The majority of stony meteorites show a structure not found in terrestrial rocks. These meteorites are made up of rounded, shot-like bodies called chondrules (from the Greek word for “grain”). The individual chondrules may vary in size from those as large or even larger than a walnut down to dust-sized grains. The most common size is about that of peppercorns. The chondrules are often composed of the same material as the groundmass in which they are imbedded and unless the meteorite containing them is a very fragile one, they will break with the rest of the mass, as will sand grains in a quartzite. If the meteorite is fragile, however, the individual chondrules can generally be broken out whole. Meteorites containing chondrules are called chondrites.
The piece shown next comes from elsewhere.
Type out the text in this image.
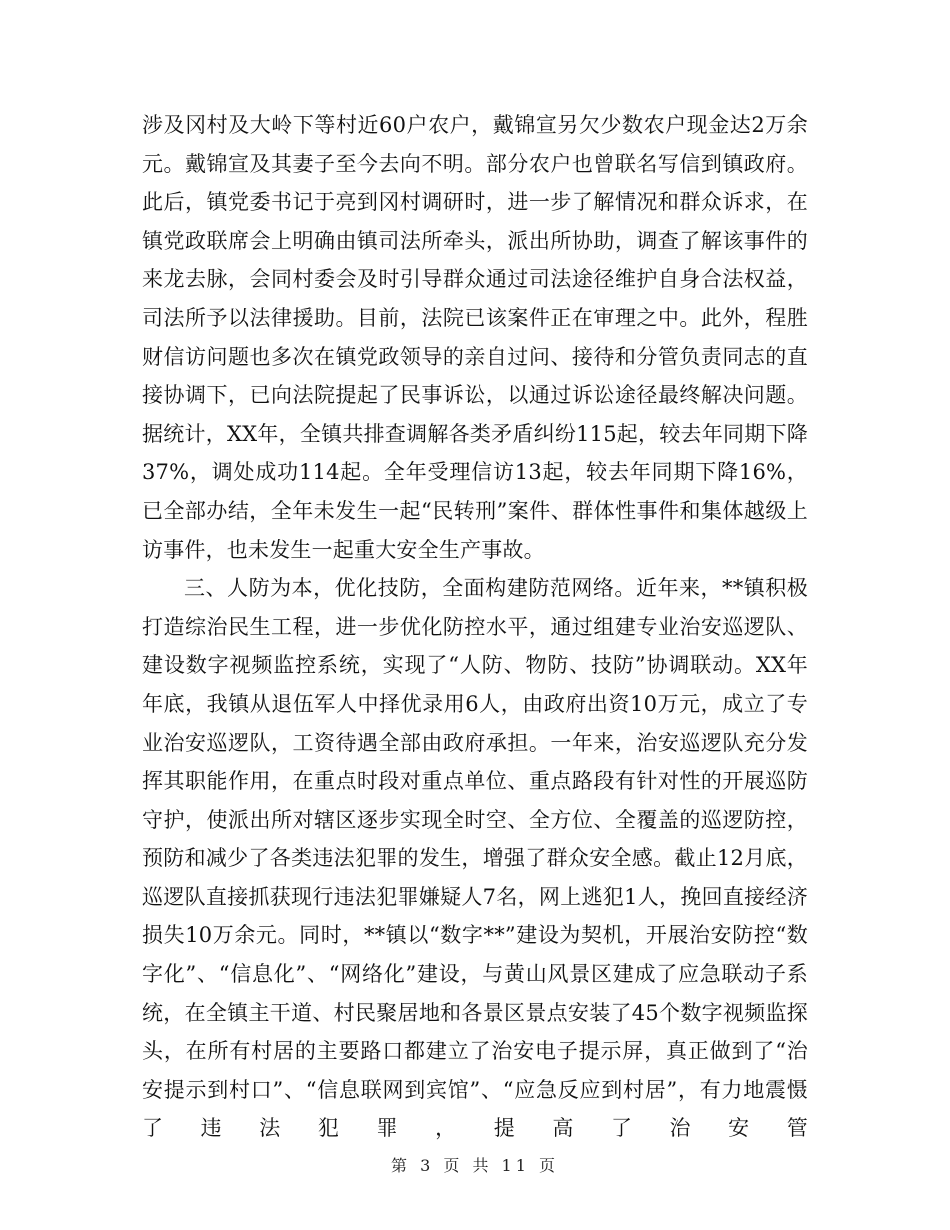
涉及冈村及大岭下等村近60户农户，戴锦宣另欠少数农户现金达2万余元。戴锦宣及其妻子至今去向不明。部分农户也曾联名写信到镇政府。此后，镇党委书记于亮到冈村调研时，进一步了解情况和群众诉求，在镇党政联席会上明确由镇司法所牵头，派出所协助，调查了解该事件的来龙去脉，会同村委会及时引导群众通过司法途径维护自身合法权益，司法所予以法律援助。目前，法院已该案件正在审理之中。此外，程胜财信访问题也多次在镇党政领导的亲自过问、接待和分管负责同志的直接协调下，已向法院提起了民事诉讼，以通过诉讼途径最终解决问题。据统计，XX年，全镇共排查调解各类矛盾纠纷115起，较去年同期下降37%，调处成功114起。全年受理信访13起，较去年同期下降16%，已全部办结，全年未发生一起“民转刑”案件、群体性事件和集体越级上访事件，也未发生一起重大安全生产事故。

三、人防为本，优化技防，全面构建防范网络。近年来，**镇积极打造综治民生工程，进一步优化防控水平，通过组建专业治安巡逻队、建设数字视频监控系统，实现了“人防、物防、技防”协调联动。XX年年底，我镇从退伍军人中择优录用6人，由政府出资10万元，成立了专业治安巡逻队，工资待遇全部由政府承担。一年来，治安巡逻队充分发挥其职能作用，在重点时段对重点单位、重点路段有针对性的开展巡防守护，使派出所对辖区逐步实现全时空、全方位、全覆盖的巡逻防控，预防和减少了各类违法犯罪的发生，增强了群众安全感。截止12月底，巡逻队直接抓获现行违法犯罪嫌疑人7名，网上逃犯1人，挽回直接经济损失10万余元。同时，**镇以“数字**”建设为契机，开展治安防控“数字化”、“信息化”、“网络化”建设，与黄山风景区建成了应急联动子系统，在全镇主干道、村民聚居地和各景区景点安装了45个数字视频监探头，在所有村居的主要路口都建立了治安电子提示屏，真正做到了“治安提示到村口”、“信息联网到宾馆”、“应急反应到村居”，有力地震慑了违法犯罪，提高了治安管

第 3 页 共 11 页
COURTESY OF AMERICAN MUSEUM OF NATURAL HISTORY Microphotograph of a thin section of a chondrite, showing the circular, or nearly circular, cross sections of a number of chondrules, including one of large size at the upper edge of the section.
A small percentage of stony meteorites have no chondrules. These meteorites are known as achondrites (meaning “not chondrites”) and they resemble terrestrial rocks more closely than the chondrites do. Some achondrites contain almost no trace whatever of metal, although in others (for example, the Norton County meteorite, of [Chapter 2]) small lumps and specks of nickel-iron are sparsely distributed through the stony groundmass.
Meteorites are as variable in shape as they are in composition and structure. Many are cone-shaped; others shield-, bell-, or ring-shaped; still others pear-shaped. One iron fragment recently recovered from the Glorieta, New Mexico, fall has been described as “macro-spicular,” meaning needle-shaped on a very large scale. The photographs opposite illustrate a number of the commoner forms known. The Glorieta specimen has been nicknamed “Alley Oop’s shillelagh,” for only a person of great strength could wield this 13-pounder with ease!
In general, the shape of meteorites depends upon the amount of mass lost by “evaporation” during passage through the earth’s atmosphere. This factor, in turn, depends not only upon the speed of transit, but also on such physical characteristics of the meteorite as its tensile strength and whether or not it contains certain alloys and minerals that vaporize more easily than the rest of the meteorite. The ring-shape of the Tucson, Arizona, iron is believed to have resulted from the “melting away” of a huge inclusion of stony material during the descent of the meteorite.